In our Adults Affected by Adoption Listening group we talk about anything and everything that is adoption related. Of course including identity. Here one of our treasured members is starting her blog journey by focussing on her identity. I am pretty sure a lot of readers will identify with this so we have to thank her for sharing her journey. The picture is by her friend Jez – which is worth a thousand words.
Well Hello, Hi and welcome to the Adopted WTF Blog… before you leave because of the profanities wtf actually stands for With The ‘Fro!
I invite you to get to know me and read and share in my story about growing up in a transracial adoption. I’ll be honest I haven’t a clue what I’m about to share. All I do know is that its raw and will be my own thoughts and feelings from my perspective which I’m happy to share with those that choose the read.
I was told off for talking (I think it was the 4th day of high school by an art teacher covering our class not the legend that was Mr W (Hey sir if you’re reading). All I had done was smile at a lad on the other side of the room. I remember thinking wowsers my face has a voice! The realisation that my voice is heard, even when I’m not speaking was a pure gift. Imagine the engagement I could create if I did share my feelings and utterly crazy thoughts… Maybe you’ve had them too but, if we don’t speak up, we all just walk about thinking we’re nuts! So at the ripe old age of 21×2, here I am. I’m not convinced I’m totally ready but, I came up with the name WTF in a meditation and it occurred to me I have to do something with it.
Last year on Easter Sunday I had the worst mishap (note to self don’t go in the garden in your best silky pjs with bunny ears hiding eggs and think to move a huge bucket of dog poop that’s now been rained on, knowing full well the handle is dodgy). Fast forward then to me crying and walking through the house covered from head to toe. “I wanna die” I thought but stick with me as I can assure you it’s just the first of many stupid and utterly ridiculous situations mentioned, which led me to the path I needed to be on. This one led me to my natural hair journey. My crazy Fro is back: me/my roots, loving them, embracing them and feeling happy to just be me, which is exactly whom I’m supposed to be.

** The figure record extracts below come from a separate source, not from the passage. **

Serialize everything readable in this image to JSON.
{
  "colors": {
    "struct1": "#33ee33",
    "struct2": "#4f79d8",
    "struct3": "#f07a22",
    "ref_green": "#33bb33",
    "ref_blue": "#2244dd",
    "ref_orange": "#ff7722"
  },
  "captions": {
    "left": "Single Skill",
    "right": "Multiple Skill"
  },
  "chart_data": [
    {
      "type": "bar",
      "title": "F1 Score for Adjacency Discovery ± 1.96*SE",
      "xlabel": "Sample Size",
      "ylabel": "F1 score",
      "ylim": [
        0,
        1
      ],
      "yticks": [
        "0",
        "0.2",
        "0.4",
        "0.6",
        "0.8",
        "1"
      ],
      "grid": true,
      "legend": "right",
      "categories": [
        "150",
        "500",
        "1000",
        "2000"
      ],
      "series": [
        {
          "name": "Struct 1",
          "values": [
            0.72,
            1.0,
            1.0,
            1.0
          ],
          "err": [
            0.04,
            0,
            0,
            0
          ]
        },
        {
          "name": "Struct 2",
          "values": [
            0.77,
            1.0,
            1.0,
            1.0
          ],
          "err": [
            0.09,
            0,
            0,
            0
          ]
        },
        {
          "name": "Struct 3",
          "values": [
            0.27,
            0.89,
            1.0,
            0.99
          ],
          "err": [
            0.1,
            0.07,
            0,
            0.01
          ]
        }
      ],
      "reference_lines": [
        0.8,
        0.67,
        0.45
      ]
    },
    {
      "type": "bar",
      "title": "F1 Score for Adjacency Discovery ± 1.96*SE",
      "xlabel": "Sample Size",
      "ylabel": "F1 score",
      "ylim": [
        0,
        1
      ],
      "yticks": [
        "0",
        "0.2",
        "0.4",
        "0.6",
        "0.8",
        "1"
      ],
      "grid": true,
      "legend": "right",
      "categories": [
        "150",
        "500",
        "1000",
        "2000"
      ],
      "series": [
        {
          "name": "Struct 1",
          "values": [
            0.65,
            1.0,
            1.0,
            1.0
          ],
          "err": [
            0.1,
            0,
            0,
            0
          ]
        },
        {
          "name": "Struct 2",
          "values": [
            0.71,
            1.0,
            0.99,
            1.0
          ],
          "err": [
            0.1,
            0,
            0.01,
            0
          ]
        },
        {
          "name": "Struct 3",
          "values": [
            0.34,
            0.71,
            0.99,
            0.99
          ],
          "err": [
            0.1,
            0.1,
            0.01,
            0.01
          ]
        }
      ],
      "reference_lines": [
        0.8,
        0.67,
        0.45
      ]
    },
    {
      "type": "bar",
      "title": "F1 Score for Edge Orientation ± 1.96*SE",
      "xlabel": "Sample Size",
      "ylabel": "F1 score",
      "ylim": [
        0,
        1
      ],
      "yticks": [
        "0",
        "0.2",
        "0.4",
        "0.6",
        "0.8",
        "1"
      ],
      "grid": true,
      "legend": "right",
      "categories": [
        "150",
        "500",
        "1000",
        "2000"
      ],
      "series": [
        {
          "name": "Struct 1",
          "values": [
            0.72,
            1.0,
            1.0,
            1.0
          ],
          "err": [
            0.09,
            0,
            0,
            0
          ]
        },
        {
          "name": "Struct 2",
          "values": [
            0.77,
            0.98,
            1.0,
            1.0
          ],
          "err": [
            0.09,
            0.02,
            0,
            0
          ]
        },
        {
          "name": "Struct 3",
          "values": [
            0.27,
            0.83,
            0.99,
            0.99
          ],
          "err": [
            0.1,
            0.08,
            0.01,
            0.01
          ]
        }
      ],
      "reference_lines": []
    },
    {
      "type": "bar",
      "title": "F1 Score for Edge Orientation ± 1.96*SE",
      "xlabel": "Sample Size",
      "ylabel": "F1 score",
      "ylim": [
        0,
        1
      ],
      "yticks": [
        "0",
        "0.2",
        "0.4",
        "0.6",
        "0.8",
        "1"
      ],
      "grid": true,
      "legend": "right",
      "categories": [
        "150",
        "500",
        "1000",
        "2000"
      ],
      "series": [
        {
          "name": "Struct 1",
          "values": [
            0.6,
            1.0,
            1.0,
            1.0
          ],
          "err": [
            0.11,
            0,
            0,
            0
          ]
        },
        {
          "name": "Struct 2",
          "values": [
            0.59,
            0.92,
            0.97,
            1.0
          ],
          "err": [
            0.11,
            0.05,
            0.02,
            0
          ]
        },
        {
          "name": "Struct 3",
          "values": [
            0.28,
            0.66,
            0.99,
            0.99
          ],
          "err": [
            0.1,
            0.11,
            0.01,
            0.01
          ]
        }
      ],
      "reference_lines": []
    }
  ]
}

I was bullied when I was young for my hair, called names and even the odd monkey noise was thrown into the mix.. wow! As a result, I became ashamed of my hair. Why? It’s just hair! Why was mine so round and odd! As I’m writing this my eyes are full of tears and I do carry sadness for the small child I was. If I am honest, thinking back I wonder did I hate my hair or was it peoples’ reactions to it?!? My hair isn’t who I am but it’s a huge part of my identity and heritage. Now that it’s back, I couldn’t feel more like myself. I feel like I’m at home and whole and it’s weird. I’m happy I get to show up though, for the small Afro haired kid who used to blow candles out on her birthday wishing for hair that blew in the wind. My primary school was literally a 10 minute walk if that from the swimming baths. On Fridays we would walk two by two. Me and my bestie hand in hand walking along, and all her blonde pig tailed locks blowing in the wind. What a crazy thing to envy but It’s a true story.
My daughter has the most amazing mane of ringlets waves and cascading curls in every which direction. Everyone comments on her hair and she loves it. I’ve made sure she knows she has hair of magic, after all not everyone is lucky enough to have hair that grows towards the sun.
I’m praying this new adventure in my life leads me to ask questions and seek answers to those difficult questions of myself and others that surround us all. Who am I really? These are after all the ways we grow and learn.
I want to thank my gorgeous parents who adopted me for a life that was beautifully blessed. They have passed over now. I’d also like to thank my gorgeous kiddo, my niece and my amazing friends who are my family, especially the new adopted adults I’ve met along the way who I call my trauma tribe (joke). And I have to thank my birth mom for courageously going on her search & finding me. I would never have got to this point without her doing this. Lastly I thank myself for finally backing me and pushing myself into unknown. My eyes have been blown wide open to what Adoption had actually delivered into my world and how I’ve navigated the course of my life thus far. I’m finally processing the experience of how I actually felt about being an adopted child.
There’s so much to unpack and I hope you stay around for the ride!